Parleremo
Anche quest’anno, come da più di vent’anni, siamo ritornati nel piccolo paese in mezzo a quei boschi il cui destino, da secoli, è quello di segnare precari e ostinati confini tra imperi, repubbliche o regni che la storia ha via via travolto senza cancellare i solchi che li hanno divisi. Ma stavolta, ad accoglierci per alcuni giorni nella locanda all’orlo della foresta, c’è soltanto Ida. Lui, Toni – il marito, l’oste, il padrone – è morto pochi mesi fa, a un’età peraltro rispettabile come quella degli alberi intorno alla casa. Ida saluta, mostra la solita stanza, racconta della morte di Toni e di altri cambiamenti avvenuti negli ultimi dodici mesi.
Dopo un po’, mi accorgo che la conversazione è più lunga di tutte quelle avute con lei negli anni passati. Anzi, è la prima volta che parla veramente con noi. Le altre volte salutava, preparava la stanza e spariva, per riapparire soltanto all’ora dei pasti, con i piatti in mano. Nel frattempo aveva tagliato e raccolto la legna, spazzato il pavimento, lavato e stirato la biancheria, nutrito le galline e i conigli, steso le lenzuola ad asciugare, apparecchiata la tavola; spesso era anche scesa al paese vicino, a fare la spesa. Dopo i pasti, sparecchiava, diceva una o due parole e spariva in cucina a lavare i piatti. Non raccontava mai alcuna vicenda né esprimeva opinioni.

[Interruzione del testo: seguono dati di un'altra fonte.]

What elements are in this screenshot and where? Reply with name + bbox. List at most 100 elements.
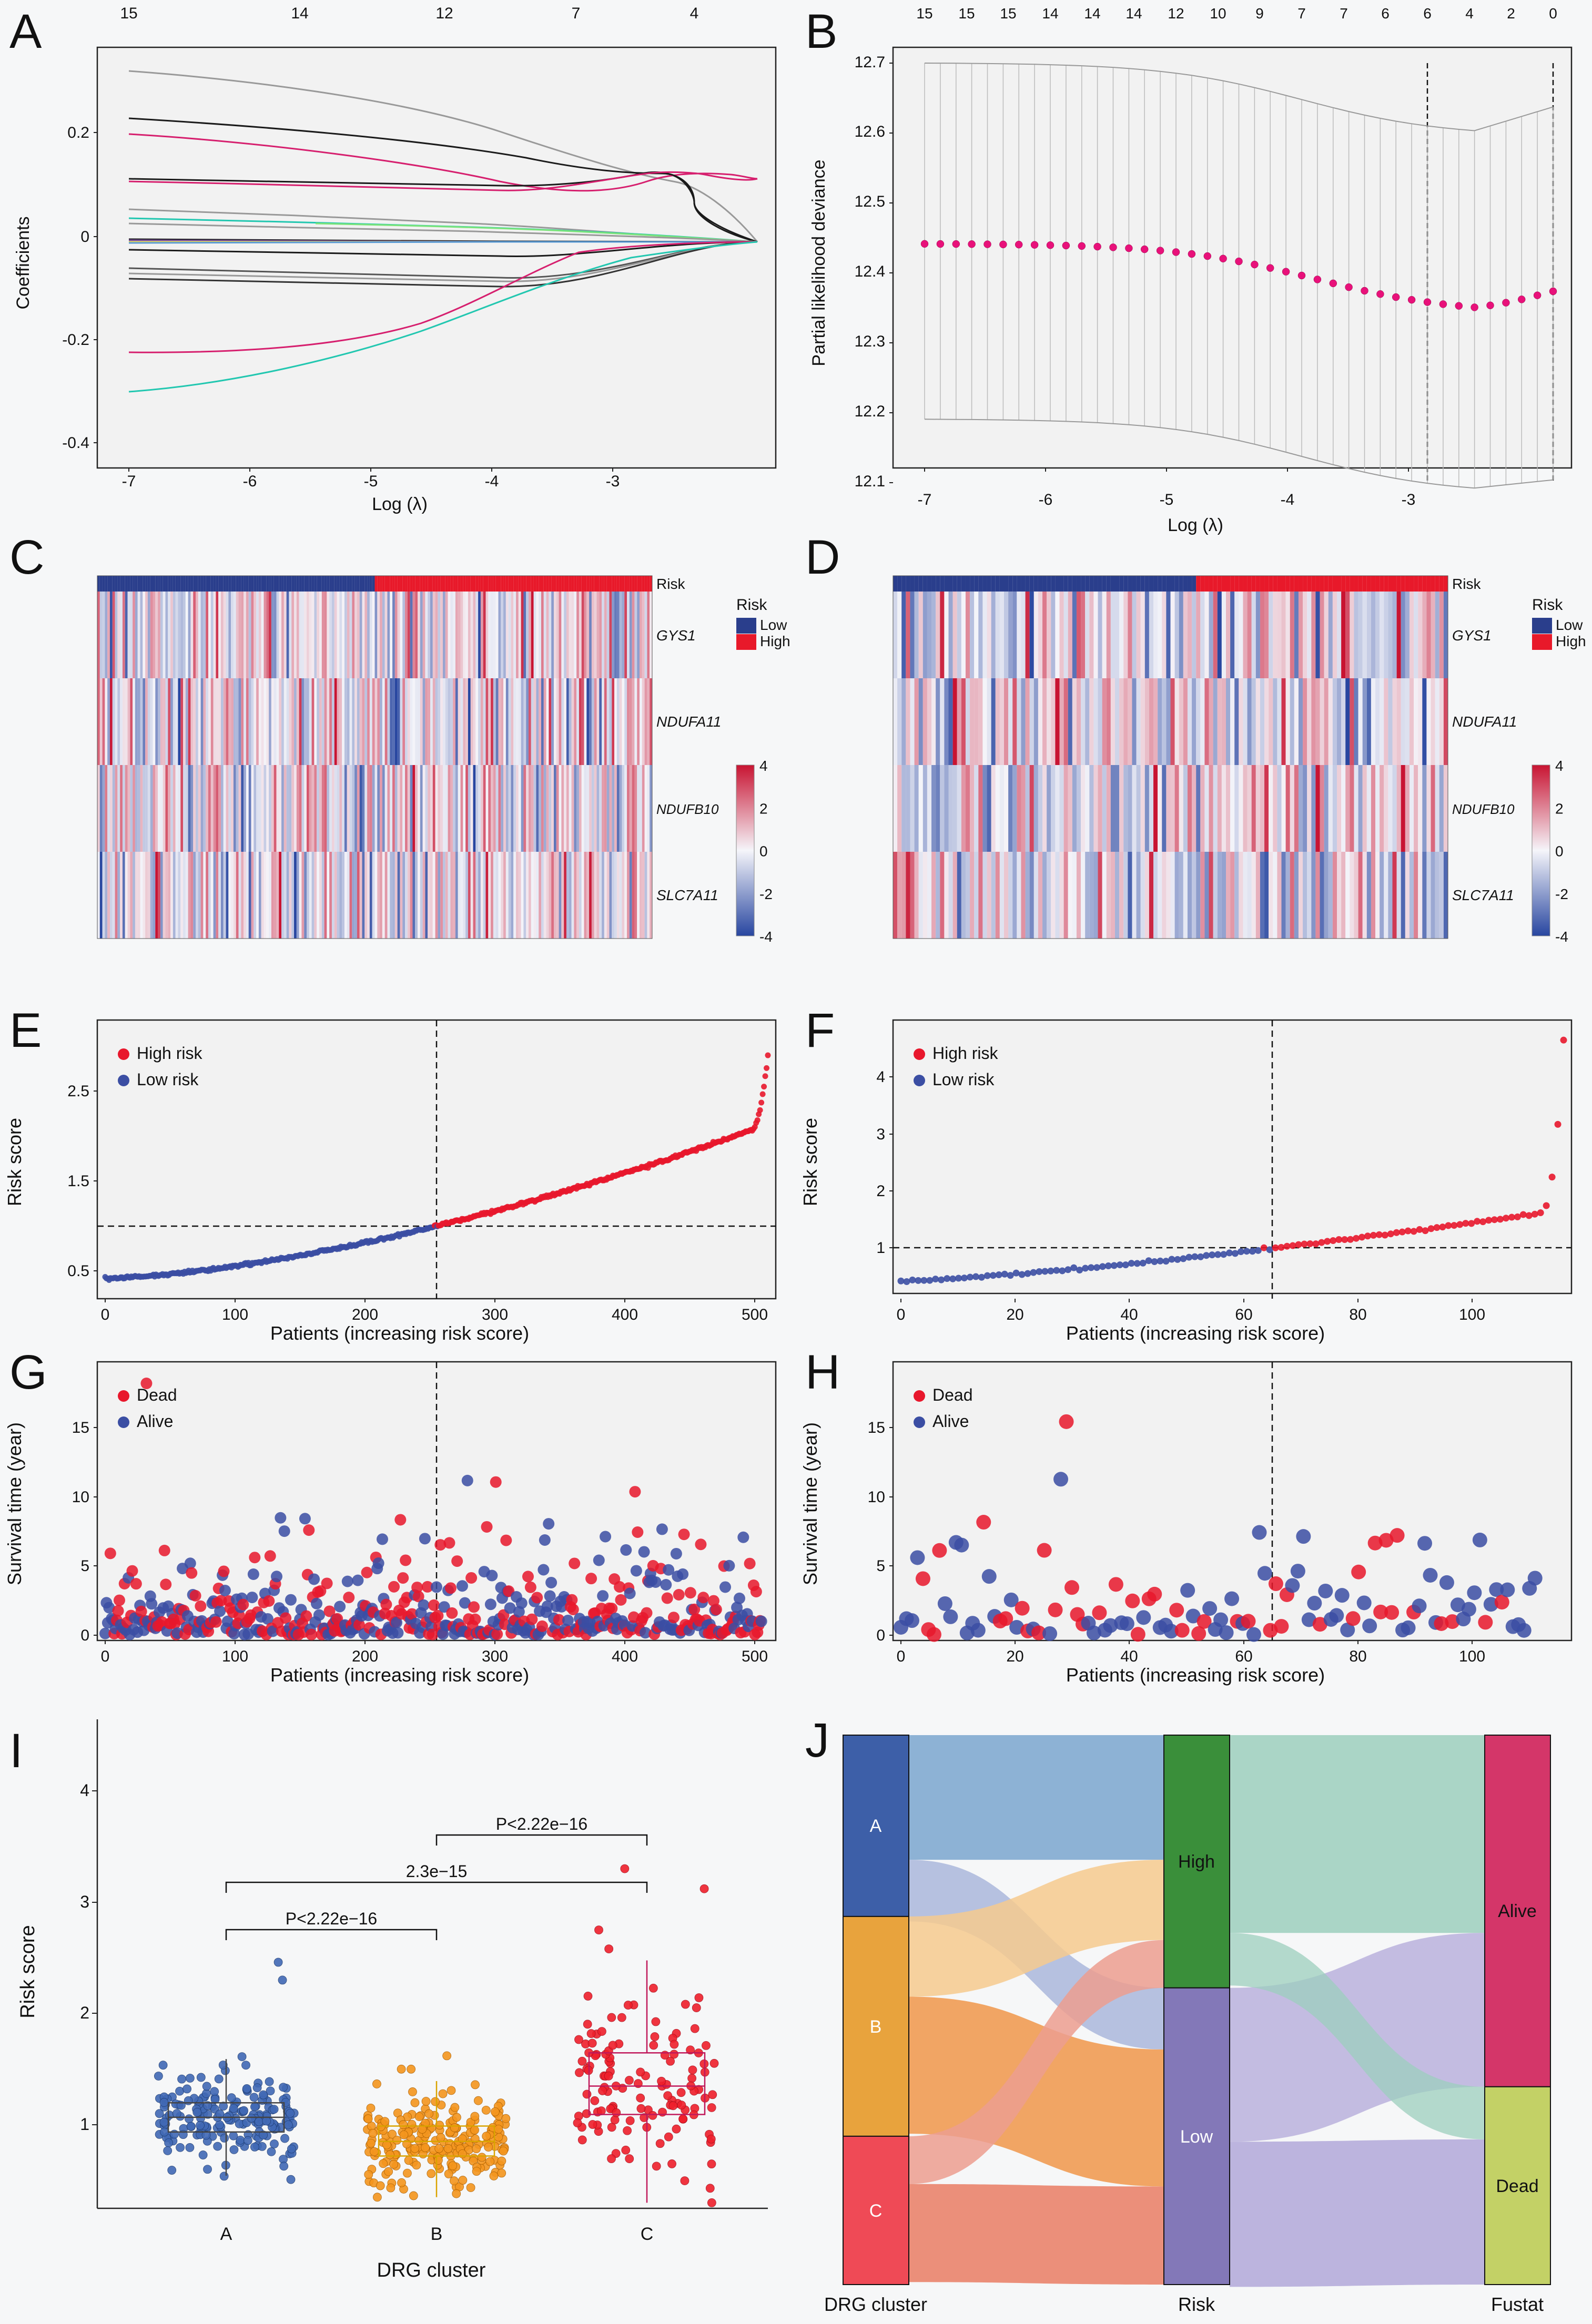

Era lui, Toni – il cui unico compito era quello di versare ogni tanto un bicchiere di vino, al bar, a qualche occasionale e raro avventore di passaggio – a parlare, a dire la sua, a narrare con sanguigna e intelligente concretezza. Raccontava del servizio militare ai tempi del fascismo, in Abruzzo, del ritorno a piedi dopo l’8 settembre, della guerra partigiana nei boschi; commentava la politica locale e mondiale. Nelle sue parole c’erano destini e volti di persone, idee e convinzioni, immagini delle trasformazioni epocali cui aveva assistito, passivo ma consapevole, da più di tre quarti di secolo. Sapevo cosa aveva fatto e dove era stato, cosa pensava della politica, dell’universo e del Padreterno.
Di Ida non sapevo quasi nulla; a lei non era mai venuto in mente di dirci la sua sull’universo né a noi di chiederglielo. Ora invece, di colpo, con la morte del marito Ida era divenuta un soggetto, un interlocutore, un’autorità, una persona con cui fare i conti. Si rivolgeva a noi con la familiarità di sempre ma non più in poche, necessarie parole, bensì sciolta e loquace. Era vissuta contenta col suo uomo, con lei gentile e affettuoso, ma nella sua ombra. Ora quest’ombra non c’era più e anche lei era visibile nella luce del giorno. Era sinceramente triste per la morte del suo Toni, ma quella morte le aveva dato un’indipendenza, una dignità prima ignote a lei stessa. La sua condizione contadina non le aveva offerto quelle possibilità di rivalsa spesso godute dalle donne nel tradizionale matrimonio borghese ora andato più o meno in pezzi, quella tirannia esercitata sull’uomo nei dettagli quotidiani che non conferisce alla donna reale autonomia, bensì quell’avvilente potere che talora i servi hanno sui padroni, senza per questo cessare di essere servi – il maschio, in quel caso, resta sultano, anche se ridotto a poco a poco a eunuco, rassegnato a consolarsi ingozzandosi di cibo.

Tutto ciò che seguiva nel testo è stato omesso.